Defining private law is like defining tort. There are elements of private law about which everyone would agree; but things get a little bit fuzzy around the fringes. I think this is because people work from different starting points which tend to point to different sets of answers. And who is to say which of the various starting points - some of them have come through in the emails you have already received - is definitively the right one.

For example, for some people, the crux is the critical presence of private rights, whereas for others a negative definition may be the key (ie, "anything that isn't public law"). So, whereas the private international law rules on jurisdiction and the recognition of judgements, for instance, may fall outside the first definition here because they have nothing to do with private rights per se, they would nonetheless fall within the second on the basis that those rules have nothing whatever to do with public law.

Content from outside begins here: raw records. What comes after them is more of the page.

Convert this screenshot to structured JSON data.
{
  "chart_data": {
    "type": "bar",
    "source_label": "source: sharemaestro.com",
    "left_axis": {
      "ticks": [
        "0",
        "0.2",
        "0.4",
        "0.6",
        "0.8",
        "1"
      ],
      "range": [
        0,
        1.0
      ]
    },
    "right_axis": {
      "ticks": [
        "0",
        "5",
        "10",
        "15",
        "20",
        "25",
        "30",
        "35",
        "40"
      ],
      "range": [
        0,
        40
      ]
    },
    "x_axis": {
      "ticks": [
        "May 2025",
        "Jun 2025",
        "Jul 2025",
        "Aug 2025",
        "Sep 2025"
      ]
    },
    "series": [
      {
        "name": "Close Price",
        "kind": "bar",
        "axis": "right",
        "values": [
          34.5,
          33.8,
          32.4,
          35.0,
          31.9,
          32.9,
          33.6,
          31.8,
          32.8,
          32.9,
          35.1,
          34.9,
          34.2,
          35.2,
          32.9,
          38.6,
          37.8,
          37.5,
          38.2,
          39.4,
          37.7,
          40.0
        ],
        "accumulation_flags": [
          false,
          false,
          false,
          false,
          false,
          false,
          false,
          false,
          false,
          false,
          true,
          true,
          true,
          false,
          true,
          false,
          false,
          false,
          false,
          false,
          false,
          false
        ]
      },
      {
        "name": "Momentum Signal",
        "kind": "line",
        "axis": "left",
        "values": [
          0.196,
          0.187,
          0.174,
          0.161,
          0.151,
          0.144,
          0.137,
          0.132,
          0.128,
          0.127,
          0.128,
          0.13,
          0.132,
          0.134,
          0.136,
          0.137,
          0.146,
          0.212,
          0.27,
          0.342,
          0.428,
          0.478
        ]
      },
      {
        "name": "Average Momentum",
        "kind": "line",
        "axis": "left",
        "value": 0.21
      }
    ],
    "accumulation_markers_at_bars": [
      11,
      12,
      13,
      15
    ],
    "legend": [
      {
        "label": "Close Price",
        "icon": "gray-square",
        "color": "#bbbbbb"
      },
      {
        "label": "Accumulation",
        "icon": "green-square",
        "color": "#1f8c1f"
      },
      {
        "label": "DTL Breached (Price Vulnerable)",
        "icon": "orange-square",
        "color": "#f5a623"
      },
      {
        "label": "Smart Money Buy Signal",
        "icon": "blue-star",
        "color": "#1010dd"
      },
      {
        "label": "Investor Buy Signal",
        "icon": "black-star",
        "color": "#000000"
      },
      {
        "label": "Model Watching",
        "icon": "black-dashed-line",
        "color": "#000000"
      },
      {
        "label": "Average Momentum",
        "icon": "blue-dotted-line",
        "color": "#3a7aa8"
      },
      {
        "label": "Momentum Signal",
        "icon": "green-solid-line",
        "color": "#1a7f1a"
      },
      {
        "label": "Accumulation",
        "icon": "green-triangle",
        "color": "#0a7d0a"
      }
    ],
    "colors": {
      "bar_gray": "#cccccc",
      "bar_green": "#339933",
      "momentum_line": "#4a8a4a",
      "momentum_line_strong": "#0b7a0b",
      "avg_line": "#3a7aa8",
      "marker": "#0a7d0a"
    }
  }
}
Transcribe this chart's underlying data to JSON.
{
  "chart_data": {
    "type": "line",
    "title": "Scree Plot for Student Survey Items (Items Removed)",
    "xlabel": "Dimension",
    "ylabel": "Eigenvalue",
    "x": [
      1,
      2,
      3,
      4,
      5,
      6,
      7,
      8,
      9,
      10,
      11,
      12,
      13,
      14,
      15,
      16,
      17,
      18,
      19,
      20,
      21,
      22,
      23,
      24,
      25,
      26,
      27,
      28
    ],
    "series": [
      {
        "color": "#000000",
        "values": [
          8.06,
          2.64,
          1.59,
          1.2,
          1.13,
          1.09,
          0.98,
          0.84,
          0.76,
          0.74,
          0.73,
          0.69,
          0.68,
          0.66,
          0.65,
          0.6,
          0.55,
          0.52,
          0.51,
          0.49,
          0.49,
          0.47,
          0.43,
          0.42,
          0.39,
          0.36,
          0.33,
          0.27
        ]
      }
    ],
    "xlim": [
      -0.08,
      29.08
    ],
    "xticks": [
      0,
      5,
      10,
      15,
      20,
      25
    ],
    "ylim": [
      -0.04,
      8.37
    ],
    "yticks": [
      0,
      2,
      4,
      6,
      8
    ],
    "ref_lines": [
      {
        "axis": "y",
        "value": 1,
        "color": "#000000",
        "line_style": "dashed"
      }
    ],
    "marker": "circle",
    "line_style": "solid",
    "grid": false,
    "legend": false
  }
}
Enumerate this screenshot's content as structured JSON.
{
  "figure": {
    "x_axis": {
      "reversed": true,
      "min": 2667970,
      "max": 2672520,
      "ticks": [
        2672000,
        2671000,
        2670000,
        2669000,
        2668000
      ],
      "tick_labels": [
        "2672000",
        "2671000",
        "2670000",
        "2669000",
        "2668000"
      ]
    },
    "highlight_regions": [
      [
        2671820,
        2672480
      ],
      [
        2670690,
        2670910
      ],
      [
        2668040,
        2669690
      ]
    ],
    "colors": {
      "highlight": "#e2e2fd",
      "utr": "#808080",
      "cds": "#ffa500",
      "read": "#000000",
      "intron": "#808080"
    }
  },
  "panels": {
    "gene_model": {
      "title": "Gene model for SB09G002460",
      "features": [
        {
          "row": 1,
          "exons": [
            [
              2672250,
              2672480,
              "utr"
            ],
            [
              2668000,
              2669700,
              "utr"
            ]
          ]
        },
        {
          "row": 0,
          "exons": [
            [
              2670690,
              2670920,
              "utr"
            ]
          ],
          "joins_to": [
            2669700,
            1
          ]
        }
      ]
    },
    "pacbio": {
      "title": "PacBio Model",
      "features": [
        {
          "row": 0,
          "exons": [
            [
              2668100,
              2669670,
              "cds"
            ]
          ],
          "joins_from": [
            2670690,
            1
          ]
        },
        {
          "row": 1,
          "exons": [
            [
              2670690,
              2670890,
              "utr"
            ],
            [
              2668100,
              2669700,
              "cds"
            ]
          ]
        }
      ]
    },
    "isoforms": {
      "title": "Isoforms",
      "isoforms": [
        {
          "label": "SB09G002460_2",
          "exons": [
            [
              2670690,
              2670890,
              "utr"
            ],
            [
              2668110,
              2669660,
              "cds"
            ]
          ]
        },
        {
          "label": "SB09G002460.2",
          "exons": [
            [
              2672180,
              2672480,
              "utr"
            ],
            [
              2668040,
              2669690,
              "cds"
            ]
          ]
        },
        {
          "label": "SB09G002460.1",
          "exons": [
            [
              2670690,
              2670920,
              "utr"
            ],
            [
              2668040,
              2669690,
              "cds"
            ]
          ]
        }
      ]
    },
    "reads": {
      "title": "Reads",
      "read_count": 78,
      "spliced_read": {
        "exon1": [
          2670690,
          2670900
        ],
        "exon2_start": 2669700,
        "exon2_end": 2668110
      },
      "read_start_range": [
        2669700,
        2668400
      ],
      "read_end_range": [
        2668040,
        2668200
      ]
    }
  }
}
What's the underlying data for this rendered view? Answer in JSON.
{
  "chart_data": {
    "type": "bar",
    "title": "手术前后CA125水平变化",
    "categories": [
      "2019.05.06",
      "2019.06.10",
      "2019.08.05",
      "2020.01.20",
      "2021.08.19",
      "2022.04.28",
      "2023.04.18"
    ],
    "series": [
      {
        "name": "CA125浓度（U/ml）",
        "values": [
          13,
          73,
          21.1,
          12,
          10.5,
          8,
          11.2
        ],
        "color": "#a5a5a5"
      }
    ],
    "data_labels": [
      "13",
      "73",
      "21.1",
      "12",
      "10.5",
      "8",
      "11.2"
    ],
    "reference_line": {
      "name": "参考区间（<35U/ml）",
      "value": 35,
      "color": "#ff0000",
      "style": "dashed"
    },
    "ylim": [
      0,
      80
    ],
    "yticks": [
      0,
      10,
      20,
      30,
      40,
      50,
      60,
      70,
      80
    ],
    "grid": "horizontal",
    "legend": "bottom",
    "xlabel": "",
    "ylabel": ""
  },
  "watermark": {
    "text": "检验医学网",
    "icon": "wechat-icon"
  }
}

But even if one accepts the second definition there are problems. This is because there is no certainty about the scope of public law. (Cf Loughlin: "The Idea of Public Law" (but look at review of that in, I think from memory, the MLR)). This necessarily means that the border between private and public law becomes blurred. A classic example of this blurring occurs (at least at the hands of the judges) in relation to the negligence liability of public authorities. The language of ultra vires and Wednesbury unreasonableness are well known to have reared their heads in this context: so are such cases public or private law cases? Also: while public nuisance is generally taken to be a crime, actions for damages based on personal losses can sometimes be recovered. Is this, then, a creature of the public law, the private law or both?

As I said before, everything seems (to me at least) to depend on where you start the analysis. If you start by asking: can X sue for damages for his personal injury, you may well be minded to say public nuisance should be seen as a part of the private law. But if you begin with the R v Rimmington message that what is critical in public nuisance is the infringement of a public right (as opposed to the multiple infringements of private rights), then you'll perhaps be minded to say it is properly to be seen as an aspect of public law.

In short, I don't have a firm view on where the boundaries of private law lie. And I guess, also, that I'm likely be remain sceptical about anybody that does have a firm view IF that view works ONLY for the purpose of their particular premise unless and until they convince me that their's is demonstrably correct premise from which to proceed. But that hasn't happened yet.

Since Hector took to flagging up literature: you might want to note, along with others on this list, that my colleague, William Lucy, has recently published a book on the philosophy of private law. I haven't read it yet; but as you'll see from the publisher's blurb he outlines the "realm of the philosophy of private law". I've copied this email to him in case he wants to chip in to this discussion about how to define private law. [Who knows, he may even give or lend me a copy of his book to try to convince me that he is right.]

And that's more than enough from me ... I've a lot of Xmas shopping to do.

So, in the words of Noddy Holder, Merry Xmas everybody!